L’aeroporto di Croydon ha smesso i panni di base della RAF da poco più di sei mesi, quando, il 4 novembre 1945, sulle sue piste atterrano due Douglas DC-3 Dakotas. Hanno le stelle rosse dipinte sui fianchi e a bordo il meglio del proletariato calcistico. Perfino il cielo pare aver capito che la giornata è di quelle storiche, e infatti un pallido sole si affaccia ad accogliere la prima visita di una squadra di calcio dell’Unione Sovietica in terra britannica. Sulla pista, il presidente della FA Stanley Rous attende lo sbarco degli ospiti provenienti da Mosca, insieme a una nutrita delegazione di funzionari dell’ambasciata in cappotto blu su cui spiccano falce e martello. Dagli aerei scendono 37 uomini e una donna, indosso il medesimo cappotto blu. A guidarli è Mikhail Yakushin, Maestro Emerito di Sport dell’URSS e ora capo allenatore della Dinamo Mosca, il club presieduto da Lavrentiy Beria, capo della polizia segreta. Prima della partenza per l’Occidente, squadra e staff tecnico sono stati ricevuti da Stalin in persona, che li ha invitati a non lasciarsi battere dalle “squadre del capitalismo borghese”.

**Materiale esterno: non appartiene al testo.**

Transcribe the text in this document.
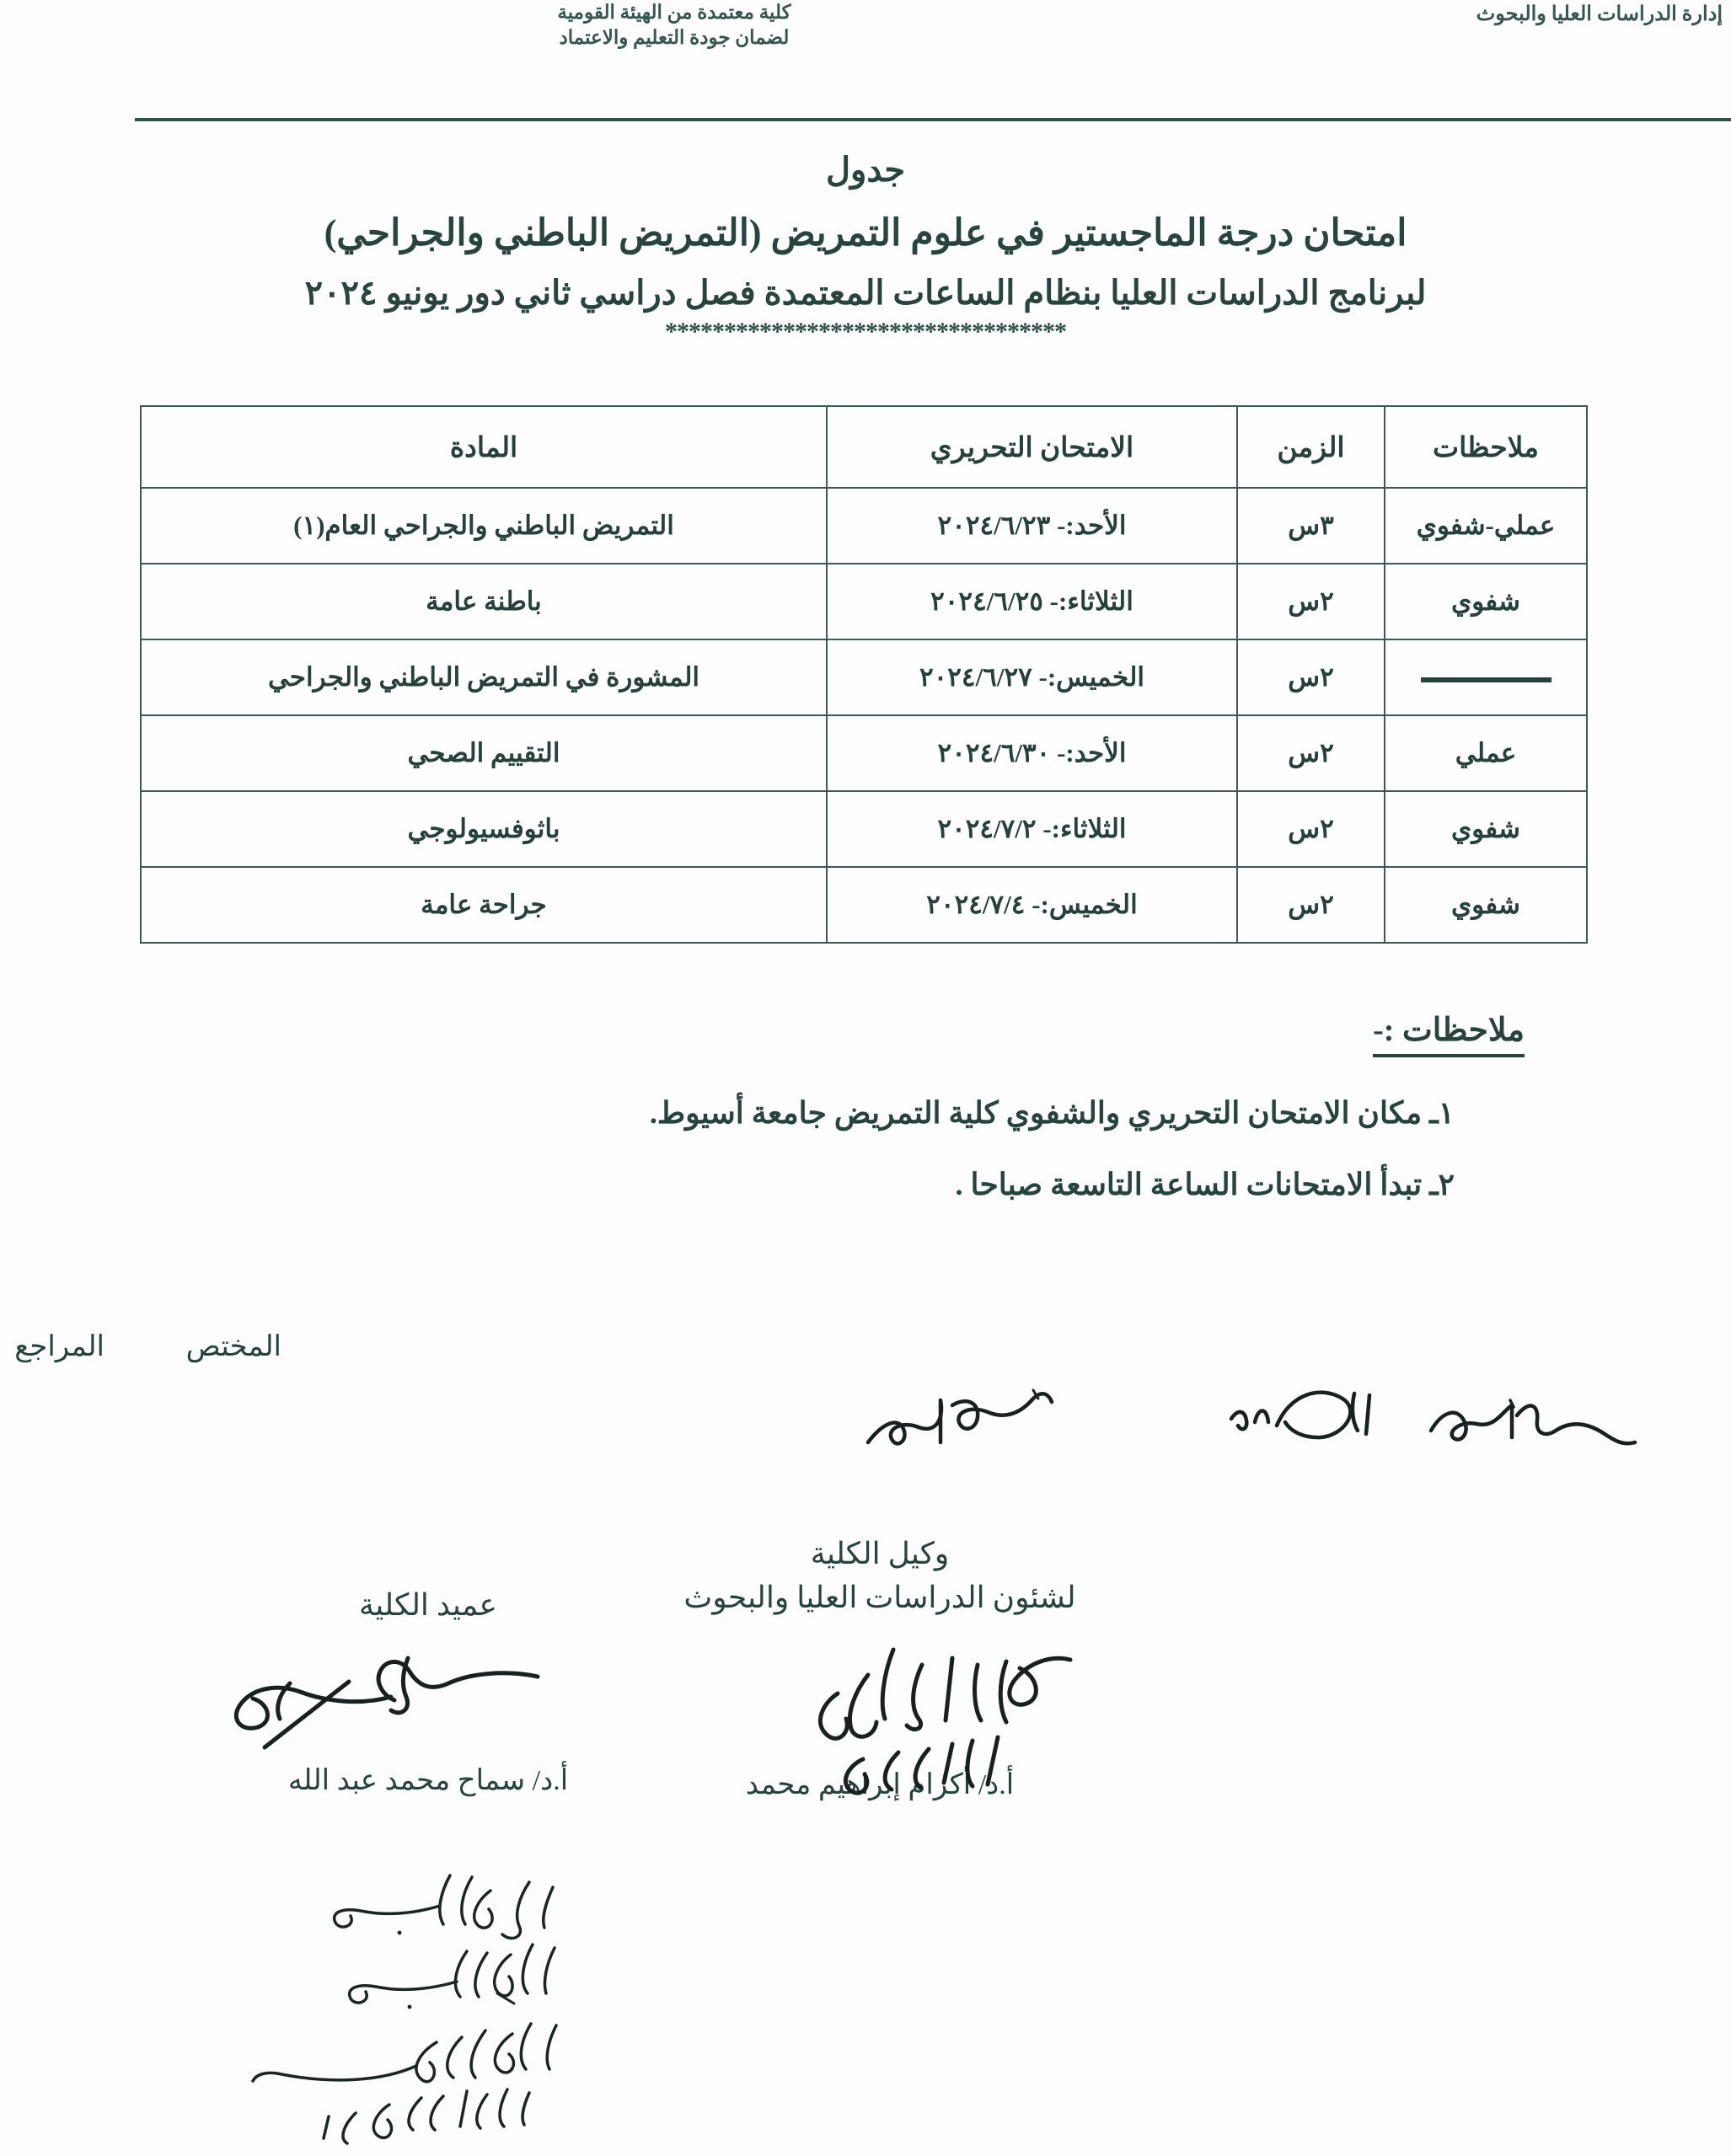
إدارة الدراسات العليا والبحوث
كلية معتمدة من الهيئة القومية
لضمان جودة التعليم والاعتماد
جدول
امتحان درجة الماجستير في علوم التمريض (التمريض الباطني والجراحي)
لبرنامج الدراسات العليا بنظام الساعات المعتمدة فصل دراسي ثاني دور يونيو ٢٠٢٤
**********************************
ملاحظات	الزمن	الامتحان التحريري	المادة
عملي-شفوي	٣س	الأحد:- ٢٠٢٤/٦/٢٣	التمريض الباطني والجراحي العام(١)
شفوي	٢س	الثلاثاء:- ٢٠٢٤/٦/٢٥	باطنة عامة
	٢س	الخميس:- ٢٠٢٤/٦/٢٧	المشورة في التمريض الباطني والجراحي
عملي	٢س	الأحد:- ٢٠٢٤/٦/٣٠	التقييم الصحي
شفوي	٢س	الثلاثاء:- ٢٠٢٤/٧/٢	باثوفسيولوجي
شفوي	٢س	الخميس:- ٢٠٢٤/٧/٤	جراحة عامة
ملاحظات :-
١ـ مكان الامتحان التحريري والشفوي كلية التمريض جامعة أسيوط.
٢ـ تبدأ الامتحانات الساعة التاسعة صباحا .
المختص
المراجع
وكيل الكلية
لشئون الدراسات العليا والبحوث
أ.د/ أكرام إبراهيم محمد
عميد الكلية
أ.د/ سماح محمد عبد الله
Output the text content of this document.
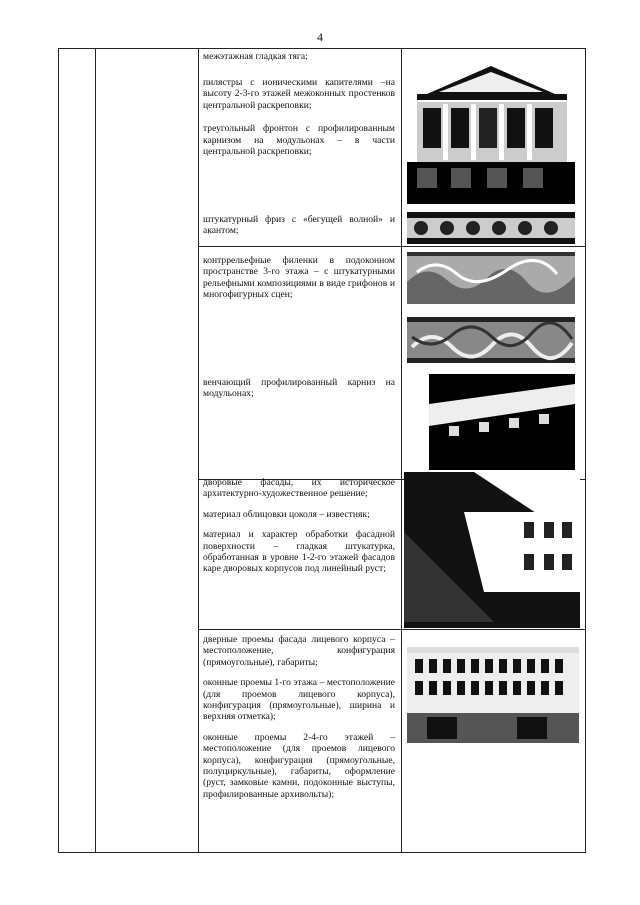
4

межэтажная гладкая тяга;

пилястры с ионическими капителями –на высоту 2-3-го этажей межоконных простенков центральной раскреповки;

треугольный фронтон с профилированным карнизом на модульонах – в части центральной раскреповки;

штукатурный фриз с «бегущей волной» и акантом;

контррельефные филенки в подоконном пространстве 3-го этажа – с штукатурными рельефными композициями в виде грифонов и многофигурных сцен;

венчающий профилированный карниз на модульонах;

дворовые фасады, их историческое архитектурно-художественное решение;

материал облицовки цоколя – известняк;

материал и характер обработки фасадной поверхности – гладкая штукатурка, обработанная в уровне 1-2-го этажей фасадов каре дворовых корпусов под линейный руст;

дверные проемы фасада лицевого корпуса – местоположение, конфигурация (прямоугольные), габариты;

оконные проемы 1-го этажа – местоположение (для проемов лицевого корпуса), конфигурация (прямоугольные), ширина и верхняя отметка);

оконные проемы 2-4-го этажей – местоположение (для проемов лицевого корпуса), конфигурация (прямоугольные, полуциркульные), габариты, оформление (руст, замковые камни, подоконные выступы, профилированные архивольты);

La Dinamo che sbarca a Croydon non è lo squadrone che ha vinto due campionati di seguito nel 1941 e nel ’45 (il calcio in Russia si è fermato dal 1942 al ’44, con l’eccezione dell’incredibile partita giocata nel maggio ’42 nella Leningrado assediata), però Beria è riuscito ad aggregare alla comitiva il capocannoniere dell’ultimo campionato Vsevolod Bovrov, che gioca nel CSKA Mosca, e due giocatori della Dinamo Leningrado. “Un semplice insieme di onesti amatori”, definisce il Sunday Express i giocatori sovietici, di cui del resto in Inghilterra si sa pochissimo. La FA considera un eccezionale successo diplomatico essere riuscita a organizzare il tour inglese dei moscoviti – il programma prevede due amichevoli a Londra, una a Cardiff, una a Glasgow e un’ultima a Birmingham –, pianificato appena qualche mese dopo la fine della guerra, con lo scopo di destinare l’incasso degli incontri in beneficenza e celebrare il ritorno del calcio sul suolo inglese, dopo ben sei anni di sospensione per cause belliche. Ma in una Londra che porta ancora vasti segni dei bombardamenti, è un mezzo miracolo anche solo riuscire a trovare un alloggio adeguato per gli ospiti. Squadra e staff vengono inizialmente condotti alla caserma della Royal Horse Guard, a Whitehall. Quando, però, scoprono che nelle stanze loro destinate ci sono solo letti senza lenzuola né cuscini, si rifiutano di restare. Non appena si sparge la voce della figuraccia della FA, molti londinesi inviano lettere all’ambasciata sovietica offrendosi di ospitare i giocatori a casa loro. Alla fine l’incidente si risolve accompagnando l’intera delegazione – squadra, staff, interprete e radiocronista – all’Imperial Hotel di Russell Square, a Bloomsbury. Spiazzati dall’atteggiamento timido dei sovietici, i giornali li ribattezzano “The Silent Ones”. D’altra parte, gli unici termini inglesi che conoscono sono quelli del gergo calcistico – dicono offside e corner, osserva un servizio della British Pathé.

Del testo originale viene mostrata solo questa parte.